Pollution in food
Exposures from meat, fish & dairy
Some persistent pollutants accumulate in body tissues, of wild foods, meat, fish and dairy.
- Trim away fat and skin to reduce contaminants.
- Choose low-fat milk, cheese and other dairy.
- Avoid highly contaminated fish and shellfish. Check advisories for fish you catch. If no advisory is available, limit meals to 6 ounces of fish per week.
Avoid pesticide exposure from food
People are exposted to pesticides from eating fruits and vegetables with residue on them.
- Wash fruits and vegetables briskly with water, or a rinse of baking soda dissolved in water.
- When you can’t choose pesticide-free produce, avoid those that carry the most residue, including celery, peaches and strawberries. See the complete list at foodnews.org.

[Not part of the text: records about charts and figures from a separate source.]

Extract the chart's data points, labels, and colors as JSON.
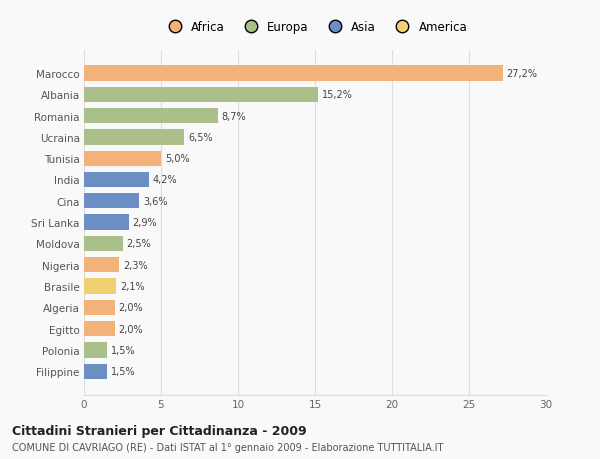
{
  "countries": [
    "Marocco",
    "Albania",
    "Romania",
    "Ucraina",
    "Tunisia",
    "India",
    "Cina",
    "Sri Lanka",
    "Moldova",
    "Nigeria",
    "Brasile",
    "Algeria",
    "Egitto",
    "Polonia",
    "Filippine"
  ],
  "values": [
    27.2,
    15.2,
    8.7,
    6.5,
    5.0,
    4.2,
    3.6,
    2.9,
    2.5,
    2.3,
    2.1,
    2.0,
    2.0,
    1.5,
    1.5
  ],
  "labels": [
    "27,2%",
    "15,2%",
    "8,7%",
    "6,5%",
    "5,0%",
    "4,2%",
    "3,6%",
    "2,9%",
    "2,5%",
    "2,3%",
    "2,1%",
    "2,0%",
    "2,0%",
    "1,5%",
    "1,5%"
  ],
  "continents": [
    "Africa",
    "Europa",
    "Europa",
    "Europa",
    "Africa",
    "Asia",
    "Asia",
    "Asia",
    "Europa",
    "Africa",
    "America",
    "Africa",
    "Africa",
    "Europa",
    "Asia"
  ],
  "colors": {
    "Africa": "#F2B27A",
    "Europa": "#AABF8A",
    "Asia": "#6B8FC4",
    "America": "#F0D070"
  },
  "title": "Cittadini Stranieri per Cittadinanza - 2009",
  "subtitle": "COMUNE DI CAVRIAGO (RE) - Dati ISTAT al 1° gennaio 2009 - Elaborazione TUTTITALIA.IT",
  "xlim": [
    0,
    30
  ],
  "xticks": [
    0,
    5,
    10,
    15,
    20,
    25,
    30
  ],
  "background_color": "#f9f9f9",
  "grid_color": "#dddddd",
  "bar_height": 0.72,
  "legend_order": [
    "Africa",
    "Europa",
    "Asia",
    "America"
  ]
}
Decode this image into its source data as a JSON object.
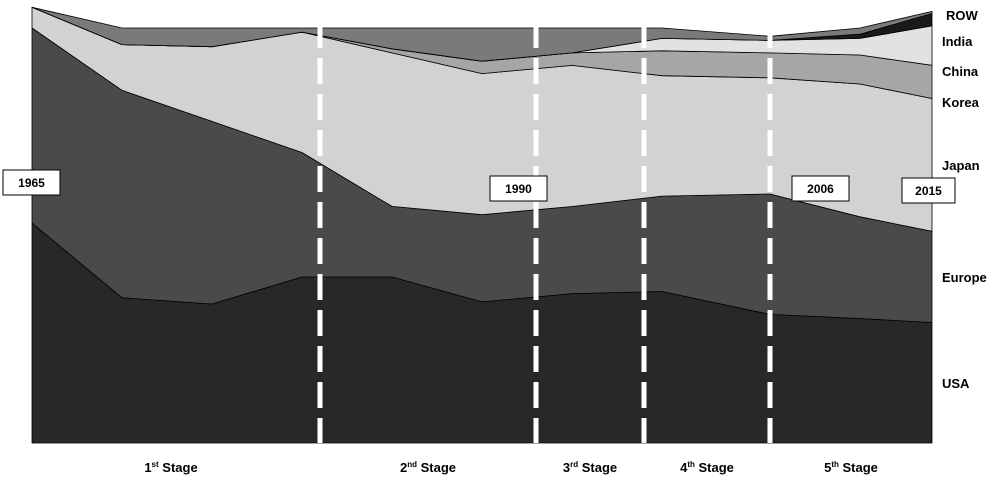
{
  "chart_data": {
    "type": "area",
    "stacked": true,
    "normalized": true,
    "ylim": [
      0,
      1
    ],
    "x": [
      1965,
      1970,
      1975,
      1980,
      1985,
      1990,
      1995,
      2000,
      2006,
      2011,
      2015
    ],
    "series": [
      {
        "name": "USA",
        "color": "#282828",
        "values": [
          0.53,
          0.35,
          0.335,
          0.4,
          0.4,
          0.34,
          0.36,
          0.365,
          0.31,
          0.3,
          0.29
        ]
      },
      {
        "name": "Europe",
        "color": "#4a4a4a",
        "values": [
          0.47,
          0.5,
          0.44,
          0.3,
          0.17,
          0.21,
          0.21,
          0.23,
          0.29,
          0.245,
          0.22
        ]
      },
      {
        "name": "Japan",
        "color": "#d2d2d2",
        "values": [
          0.05,
          0.11,
          0.18,
          0.29,
          0.37,
          0.34,
          0.34,
          0.29,
          0.28,
          0.32,
          0.32
        ]
      },
      {
        "name": "Korea",
        "color": "#a6a6a6",
        "values": [
          0,
          0,
          0,
          0,
          0.01,
          0.03,
          0.03,
          0.06,
          0.06,
          0.07,
          0.08
        ]
      },
      {
        "name": "China",
        "color": "#e2e2e2",
        "values": [
          0,
          0,
          0,
          0,
          0,
          0,
          0,
          0.03,
          0.03,
          0.04,
          0.095
        ]
      },
      {
        "name": "India",
        "color": "#1a1a1a",
        "values": [
          0,
          0,
          0,
          0,
          0,
          0,
          0,
          0,
          0,
          0.01,
          0.03
        ]
      },
      {
        "name": "ROW",
        "color": "#7a7a7a",
        "values": [
          0,
          0.04,
          0.045,
          0.01,
          0.05,
          0.08,
          0.06,
          0.025,
          0.01,
          0.015,
          0.005
        ]
      }
    ],
    "stage_boundaries": [
      1981,
      1993,
      1999,
      2006
    ],
    "stages": [
      {
        "label": "1",
        "sup": "st",
        "rest": " Stage"
      },
      {
        "label": "2",
        "sup": "nd",
        "rest": " Stage"
      },
      {
        "label": "3",
        "sup": "rd",
        "rest": " Stage"
      },
      {
        "label": "4",
        "sup": "th",
        "rest": " Stage"
      },
      {
        "label": "5",
        "sup": "th",
        "rest": " Stage"
      }
    ],
    "year_markers": [
      "1965",
      "1990",
      "2006",
      "2015"
    ]
  }
}
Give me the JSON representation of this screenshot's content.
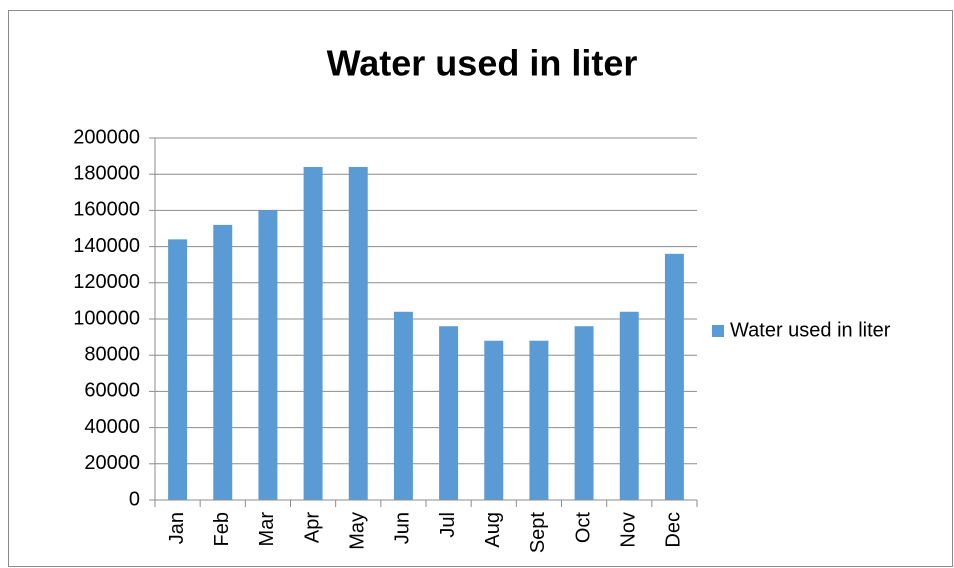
{
  "chart_data": {
    "type": "bar",
    "title": "Water used in liter",
    "categories": [
      "Jan",
      "Feb",
      "Mar",
      "Apr",
      "May",
      "Jun",
      "Jul",
      "Aug",
      "Sept",
      "Oct",
      "Nov",
      "Dec"
    ],
    "series": [
      {
        "name": "Water used in liter",
        "color": "#5b9bd5",
        "values": [
          144000,
          152000,
          160000,
          184000,
          184000,
          104000,
          96000,
          88000,
          88000,
          96000,
          104000,
          136000
        ]
      }
    ],
    "ylim": [
      0,
      200000
    ],
    "yticks": [
      0,
      20000,
      40000,
      60000,
      80000,
      100000,
      120000,
      140000,
      160000,
      180000,
      200000
    ],
    "grid": true,
    "legend": "right"
  }
}
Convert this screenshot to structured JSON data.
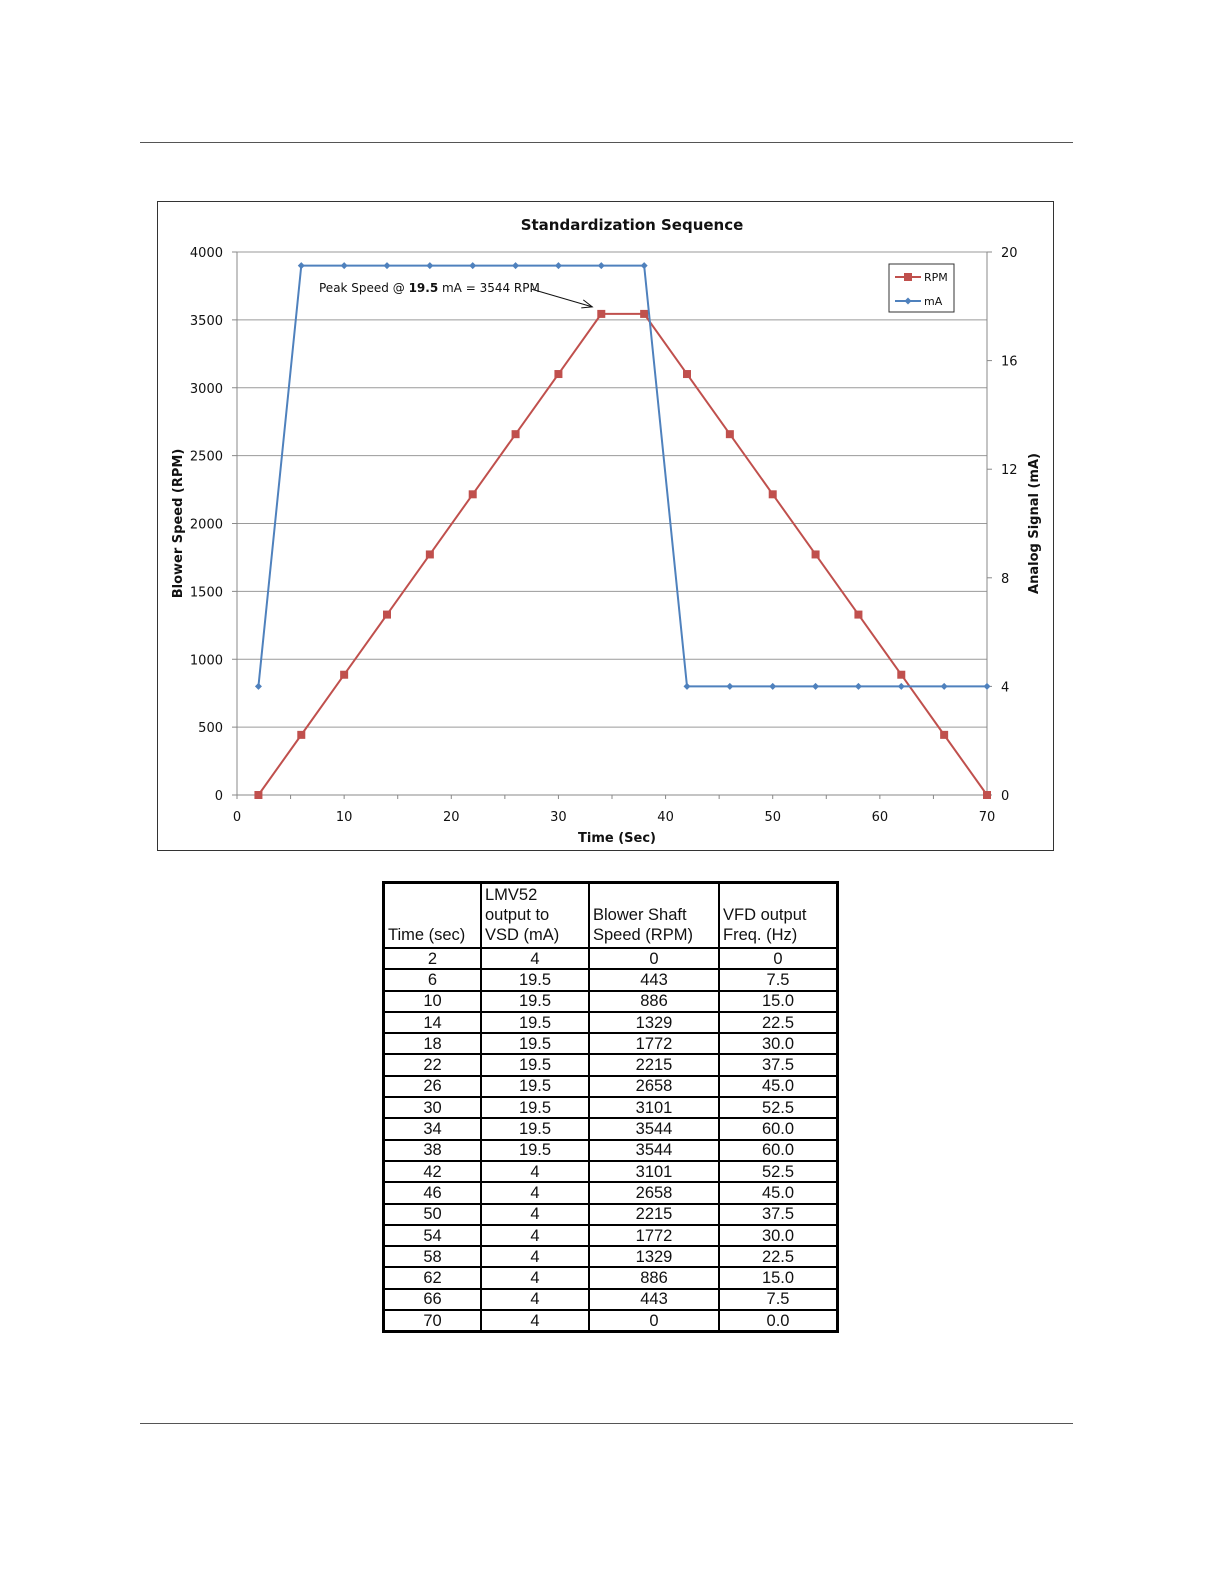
{
  "chart_data": {
    "type": "line",
    "title": "Standardization Sequence",
    "xlabel": "Time (Sec)",
    "ylabel_left": "Blower Speed (RPM)",
    "ylabel_right": "Analog Signal (mA)",
    "xlim": [
      0,
      70
    ],
    "ylim_left": [
      0,
      4000
    ],
    "ylim_right": [
      0,
      20
    ],
    "x_ticks": [
      0,
      10,
      20,
      30,
      40,
      50,
      60,
      70
    ],
    "y_left_ticks": [
      0,
      500,
      1000,
      1500,
      2000,
      2500,
      3000,
      3500,
      4000
    ],
    "y_right_ticks": [
      0,
      4,
      8,
      12,
      16,
      20
    ],
    "grid": true,
    "legend_position": "top-right",
    "x": [
      2,
      6,
      10,
      14,
      18,
      22,
      26,
      30,
      34,
      38,
      42,
      46,
      50,
      54,
      58,
      62,
      66,
      70
    ],
    "series": [
      {
        "name": "RPM",
        "axis": "left",
        "color": "#c0504d",
        "marker": "square",
        "values": [
          0,
          443,
          886,
          1329,
          1772,
          2215,
          2658,
          3101,
          3544,
          3544,
          3101,
          2658,
          2215,
          1772,
          1329,
          886,
          443,
          0
        ]
      },
      {
        "name": "mA",
        "axis": "right",
        "color": "#4f81bd",
        "marker": "diamond",
        "values": [
          4,
          19.5,
          19.5,
          19.5,
          19.5,
          19.5,
          19.5,
          19.5,
          19.5,
          19.5,
          4,
          4,
          4,
          4,
          4,
          4,
          4,
          4
        ]
      }
    ],
    "annotation": {
      "prefix": "Peak Speed @ ",
      "value": "19.5",
      "suffix": " mA = 3544 RPM",
      "point_x": 34,
      "point_y": 3544
    }
  },
  "table": {
    "headers": [
      [
        "",
        "",
        "Time (sec)"
      ],
      [
        "LMV52",
        "output to",
        "VSD (mA)"
      ],
      [
        "",
        "Blower Shaft",
        "Speed (RPM)"
      ],
      [
        "",
        "VFD output",
        "Freq. (Hz)"
      ]
    ],
    "rows": [
      [
        "2",
        "4",
        "0",
        "0"
      ],
      [
        "6",
        "19.5",
        "443",
        "7.5"
      ],
      [
        "10",
        "19.5",
        "886",
        "15.0"
      ],
      [
        "14",
        "19.5",
        "1329",
        "22.5"
      ],
      [
        "18",
        "19.5",
        "1772",
        "30.0"
      ],
      [
        "22",
        "19.5",
        "2215",
        "37.5"
      ],
      [
        "26",
        "19.5",
        "2658",
        "45.0"
      ],
      [
        "30",
        "19.5",
        "3101",
        "52.5"
      ],
      [
        "34",
        "19.5",
        "3544",
        "60.0"
      ],
      [
        "38",
        "19.5",
        "3544",
        "60.0"
      ],
      [
        "42",
        "4",
        "3101",
        "52.5"
      ],
      [
        "46",
        "4",
        "2658",
        "45.0"
      ],
      [
        "50",
        "4",
        "2215",
        "37.5"
      ],
      [
        "54",
        "4",
        "1772",
        "30.0"
      ],
      [
        "58",
        "4",
        "1329",
        "22.5"
      ],
      [
        "62",
        "4",
        "886",
        "15.0"
      ],
      [
        "66",
        "4",
        "443",
        "7.5"
      ],
      [
        "70",
        "4",
        "0",
        "0.0"
      ]
    ]
  }
}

- Buy certified organic or pesticide-free fruits and vegetables.
Healthy fish choices (to eat 2-3 times a week or less)
• Anchovies • Butterfish • Catfish • Clams • Cod • Crab • Crab-Imitation • Herring v• Ocean Perch • Pollock/Fish sticks • Wild Salmon • Sardines • Scallops • U.S. Shrimp/Prawn • Squid/Calamari • Tilapia • Trout • Tuna (canned light)
How to prepare fish and avoid pollutants
You can find current health advisories for fish at Oregon Health Authority. In every part of the state, there are fish that should be consumed in limited amounts because they are contaminated.
- Cook fish on a rack so the juices and fat will drip off.
- Do not eat the juices, bones, organs, fat and skin.